In the US the power of that freedom exploded into the news this week in the example of Christian Cooper, a New York City Audubon Society board member on a walk in Central Park, who asked a lady named Amy Cooper to follow park rules and put her dog on a leash. She responded to him with all kinds of menacing, disturbing behavior, which he filmed on his phone: she called 911 and put on a chillingly malevolent performance, deliberately and falsely claiming she was being threatened by Christian Cooper, who is Black. More than 42 million people have watched his invaluable footage, which will be studied for as long as people continue to study race relations in the United States. What if Christian Cooper had been a little less self-possessed?
He is just a person telling what happened, in the most unvarnished way.
Popula has published a lot of stories from and about places where people are not free to tell what happens, in their own lives even, without endangering themselves and others, e.g. Egypt, Hong Kong, Kashmir, China, Hungary and Poland.
That kind of unfreedom alters not just the politics, but the texture of life itself in a community. Media control, whether practiced by corporations or by states, diminishes the humanity of whole nations. This is happening all over the world, right now. Control of information is thought control, and it deepens the atmosphere of fear and sorrow in which people are forced to live. It has been harrowing to see press freedom in the United States threatened more and more in recent years: a billionaire owner peremptorily shut down a whole group of publications for trying to unionize; Cleveland’s 174-year-old newspaper was disembowelled, the victim of union-busting; Las Vegas’s biggest newspaper was taken over in secret by a right-wing billionaire; Gawker was destroyed by a billionaire sneak who didn’t like being taunted; the current president has threatened media platforms he doesn’t like and has attacked individual journalists who criticize him.
But exhortations to SAVE JOURNALISM are bad because journalism is not an abstraction, a special project, or the province of heroes. It’s an ordinary and necessary social good, like delivering the mail, driving a bus or cooking school lunches. Heroes aren’t like us. Heroes are people who never need help or protection, because they’re superior to us, extraordinary and separate. But people recording and sharing real knowledge and experiences—“professional” and “citizen” journalists being, as they are, alike in essentials—aren’t heroes. We’ve all learned over the last few months what an “essential” job is. The only really essential jobs are the ones where ordinary people are looking out for each other.

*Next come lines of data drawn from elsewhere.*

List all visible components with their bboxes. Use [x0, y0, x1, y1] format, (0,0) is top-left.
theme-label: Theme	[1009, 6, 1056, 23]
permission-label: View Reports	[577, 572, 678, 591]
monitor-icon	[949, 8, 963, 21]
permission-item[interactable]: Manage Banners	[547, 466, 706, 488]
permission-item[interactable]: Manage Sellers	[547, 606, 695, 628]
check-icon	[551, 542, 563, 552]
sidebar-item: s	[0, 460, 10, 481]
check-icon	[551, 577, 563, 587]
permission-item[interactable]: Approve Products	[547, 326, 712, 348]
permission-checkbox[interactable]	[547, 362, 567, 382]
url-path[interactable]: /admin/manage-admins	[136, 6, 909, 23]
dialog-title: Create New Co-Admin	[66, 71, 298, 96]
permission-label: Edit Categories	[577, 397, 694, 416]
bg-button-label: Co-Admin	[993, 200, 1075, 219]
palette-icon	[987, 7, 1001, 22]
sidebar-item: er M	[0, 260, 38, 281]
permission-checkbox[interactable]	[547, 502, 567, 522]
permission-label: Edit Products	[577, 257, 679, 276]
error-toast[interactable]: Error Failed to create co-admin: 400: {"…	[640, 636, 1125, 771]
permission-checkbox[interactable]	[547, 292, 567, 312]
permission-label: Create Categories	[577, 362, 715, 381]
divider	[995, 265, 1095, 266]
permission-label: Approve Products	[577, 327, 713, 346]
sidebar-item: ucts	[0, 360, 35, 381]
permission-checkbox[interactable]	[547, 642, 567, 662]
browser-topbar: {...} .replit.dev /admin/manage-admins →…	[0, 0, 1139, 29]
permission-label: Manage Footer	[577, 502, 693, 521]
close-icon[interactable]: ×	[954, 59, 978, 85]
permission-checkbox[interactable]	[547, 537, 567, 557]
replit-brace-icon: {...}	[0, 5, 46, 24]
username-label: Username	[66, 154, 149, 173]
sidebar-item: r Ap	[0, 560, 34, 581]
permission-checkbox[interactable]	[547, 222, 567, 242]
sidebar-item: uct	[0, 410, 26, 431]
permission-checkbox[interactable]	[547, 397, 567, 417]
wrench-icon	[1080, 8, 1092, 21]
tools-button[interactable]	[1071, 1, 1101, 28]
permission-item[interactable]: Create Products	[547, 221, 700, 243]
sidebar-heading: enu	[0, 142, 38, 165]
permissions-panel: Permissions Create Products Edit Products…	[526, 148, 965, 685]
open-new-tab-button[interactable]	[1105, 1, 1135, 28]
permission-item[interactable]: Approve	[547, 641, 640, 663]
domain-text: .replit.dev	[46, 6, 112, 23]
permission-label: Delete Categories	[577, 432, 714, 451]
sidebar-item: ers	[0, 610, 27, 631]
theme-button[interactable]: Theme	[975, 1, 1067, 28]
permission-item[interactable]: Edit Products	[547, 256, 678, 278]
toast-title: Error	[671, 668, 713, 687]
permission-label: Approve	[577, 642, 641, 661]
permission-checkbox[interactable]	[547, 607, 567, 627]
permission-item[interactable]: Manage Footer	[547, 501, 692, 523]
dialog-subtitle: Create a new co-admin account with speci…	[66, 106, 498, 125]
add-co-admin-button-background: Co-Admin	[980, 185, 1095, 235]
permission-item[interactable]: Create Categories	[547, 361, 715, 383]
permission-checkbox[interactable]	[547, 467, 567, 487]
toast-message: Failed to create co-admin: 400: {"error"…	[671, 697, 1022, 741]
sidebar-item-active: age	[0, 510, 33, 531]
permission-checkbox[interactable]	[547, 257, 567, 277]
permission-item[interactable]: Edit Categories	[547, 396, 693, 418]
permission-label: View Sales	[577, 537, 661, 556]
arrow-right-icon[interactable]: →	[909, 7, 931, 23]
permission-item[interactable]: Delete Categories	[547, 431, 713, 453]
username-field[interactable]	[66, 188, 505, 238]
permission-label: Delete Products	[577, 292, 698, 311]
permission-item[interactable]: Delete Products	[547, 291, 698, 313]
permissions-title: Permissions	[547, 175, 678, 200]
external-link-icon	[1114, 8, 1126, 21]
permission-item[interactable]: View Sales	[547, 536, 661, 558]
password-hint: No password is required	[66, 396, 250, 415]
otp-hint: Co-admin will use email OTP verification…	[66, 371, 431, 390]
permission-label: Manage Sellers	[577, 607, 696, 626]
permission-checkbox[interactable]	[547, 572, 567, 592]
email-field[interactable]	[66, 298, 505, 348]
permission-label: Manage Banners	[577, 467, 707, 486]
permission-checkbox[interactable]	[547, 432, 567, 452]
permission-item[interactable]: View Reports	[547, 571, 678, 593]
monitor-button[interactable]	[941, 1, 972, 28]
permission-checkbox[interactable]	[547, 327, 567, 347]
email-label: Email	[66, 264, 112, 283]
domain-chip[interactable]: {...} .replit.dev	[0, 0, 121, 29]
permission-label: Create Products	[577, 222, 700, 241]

Since the pandemic began, we’ve seen more and more media jobs lost in an industry that was already in the process of being devoured, destroyed from the inside. Moneyed interests are actively working to create a world where nothing can ever be spoken or written about except what flatters them. You could read Suetonius if you’d like to know what happens next.
There’s nothing heroic about people just telling stuff that happens. But gather those conversations up and it’s a societal bulwark against totalitarianism, an institution of incalculable value, and one that’s in danger. To protect this institution, as many journalists as possible need good jobs at stable publications to create a safety net of awareness around the society; a safety net Christian Cooper and those who spread his message helped reinforce a few days ago.
Support journalists all you can; support independent media. If you care about the principles of speech rights and press freedom, don’t save journalism. Save journalists.